Porcia was not with her husband during the campaigns that ended at Philippi, but remained in Rome. She is said to have killed herself by swallowing the live coals from a brazier, when her friends kept from her all the means of self-destruction. This story is scarcely credible; possibly it means that she suffocated herself with the fumes of charcoal. That she should commit suicide suited all the traditions of her life.
CHAPTER XIII.
A GOVERNOR IN HIS PROVINCE.
It was usual for a Roman statesman, after filling the office of praetor or consul, to undertake for a year or more the government of one of the provinces. These appointments were indeed the prizes of the profession of politics. The new governor had a magnificent outfit from the treasury. We hear of as much as one hundred and fifty thousand pounds having been allowed for this purpose. Out of this something might easily be economized. Indeed we hear of one governor who left the whole of his allowance put out at interest in Rome. And in the province itself splendid gains might be, and indeed commonly were, got.
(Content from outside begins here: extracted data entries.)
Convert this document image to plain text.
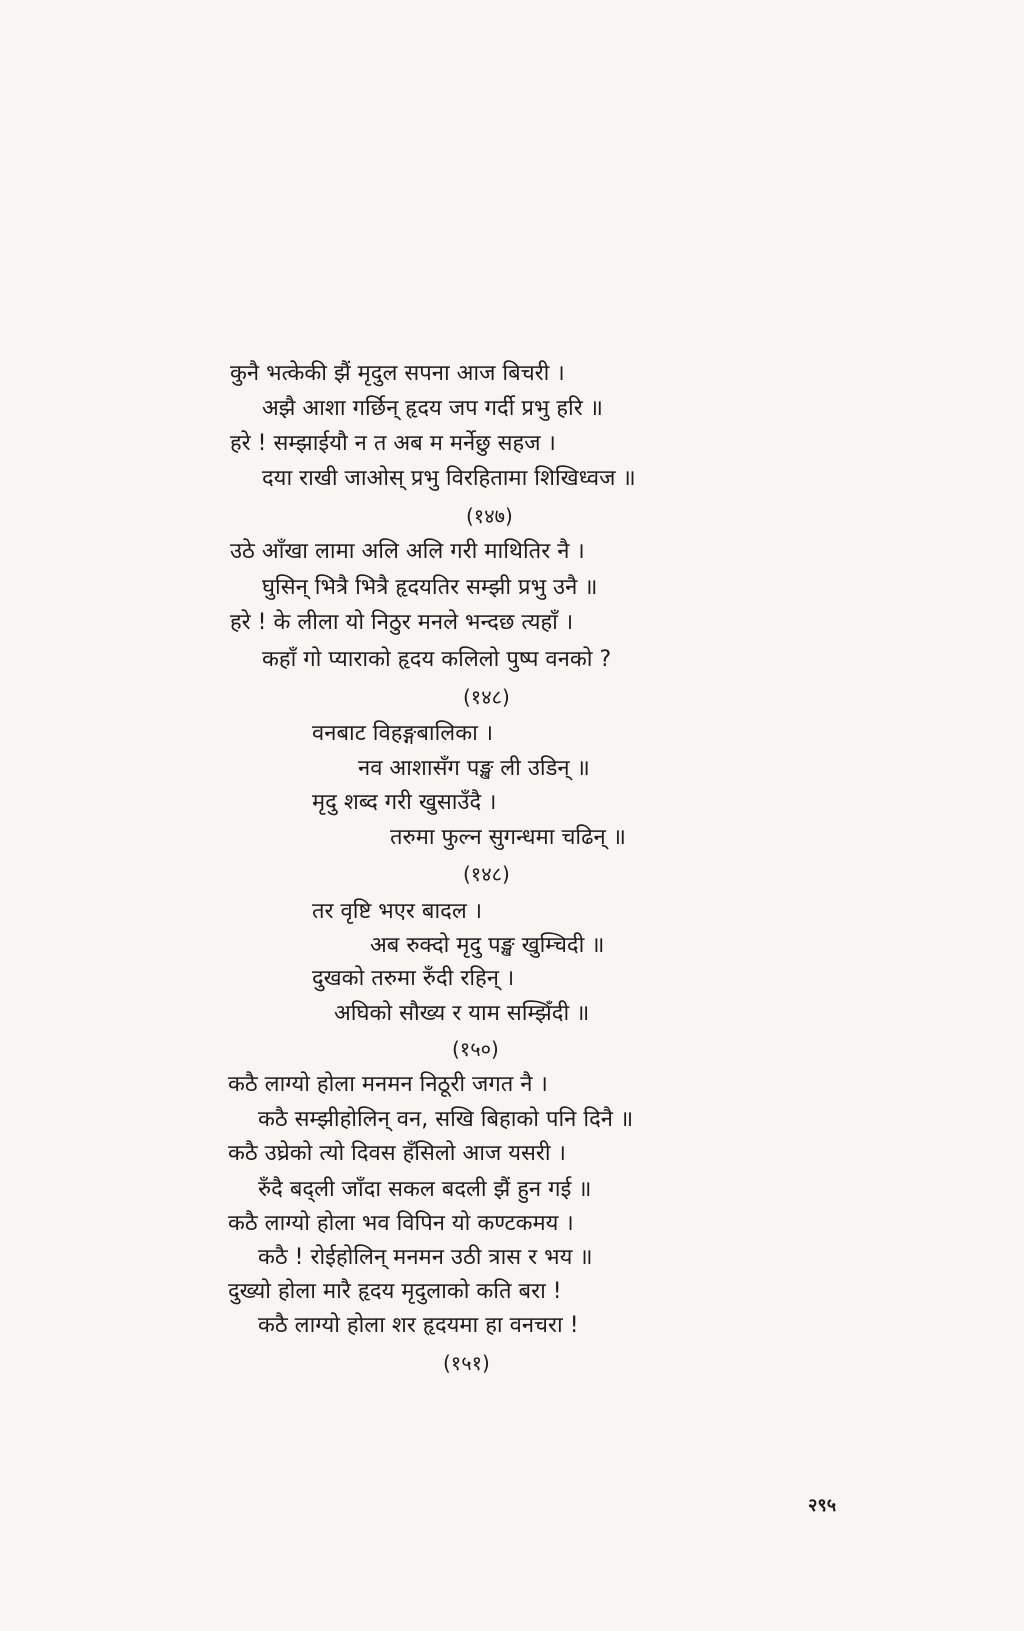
कुनै भत्केकी झैं मृदुल सपना आज बिचरी ।
अझै आशा गर्छिन् हृदय जप गर्दी प्रभु हरि ॥
हरे ! सम्झाईयौ न त अब म मर्नेछु सहज ।
दया राखी जाओस् प्रभु विरहितामा शिखिध्वज ॥
(१४७)
उठे आँखा लामा अलि अलि गरी माथितिर नै ।
घुसिन् भित्रै भित्रै हृदयतिर सम्झी प्रभु उनै ॥
हरे ! के लीला यो निठुर मनले भन्दछ त्यहाँ ।
कहाँ गो प्याराको हृदय कलिलो पुष्प वनको ?
(१४८)
वनबाट विहङ्गबालिका ।
नव आशासँग पङ्ख ली उडिन् ॥
मृदु शब्द गरी खुसाउँदै ।
तरुमा फुल्न सुगन्धमा चढिन् ॥
(१४८)
तर वृष्टि भएर बादल ।
अब रुक्दो मृदु पङ्ख खुम्चिदी ॥
दुखको तरुमा रुँदी रहिन् ।
अघिको सौख्य र याम सम्झिँदी ॥
(१५०)
कठै लाग्यो होला मनमन निठूरी जगत नै ।
कठै सम्झीहोलिन् वन, सखि बिहाको पनि दिनै ॥
कठै उघ्रेको त्यो दिवस हँसिलो आज यसरी ।
रुँदै बद्ली जाँदा सकल बदली झैं हुन गई ॥
कठै लाग्यो होला भव विपिन यो कण्टकमय ।
कठै ! रोईहोलिन् मनमन उठी त्रास र भय ॥
दुख्यो होला मारै हृदय मृदुलाको कति बरा !
कठै लाग्यो होला शर हृदयमा हा वनचरा !
(१५१)
२९५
Even Cicero, who, if we may trust his own account of his proceedings, was exceptionally just, and not only just, but even generous in his dealings with the provincials, made, as we have seen, the very handsome profit of twenty thousand pounds out of a year of office. Verres, who, on the other hand, was exceptionally rapacious, made three hundred and fifty thousand pounds in three years, besides collecting works of art of incalculable value. But the honors and profits to which most of his contemporaries looked forward with eagerness did not attract Cicero. He did not care to be absent from the center of political life, and felt himself to be at once superior to and unfitted for the pettier affairs of a provincial government.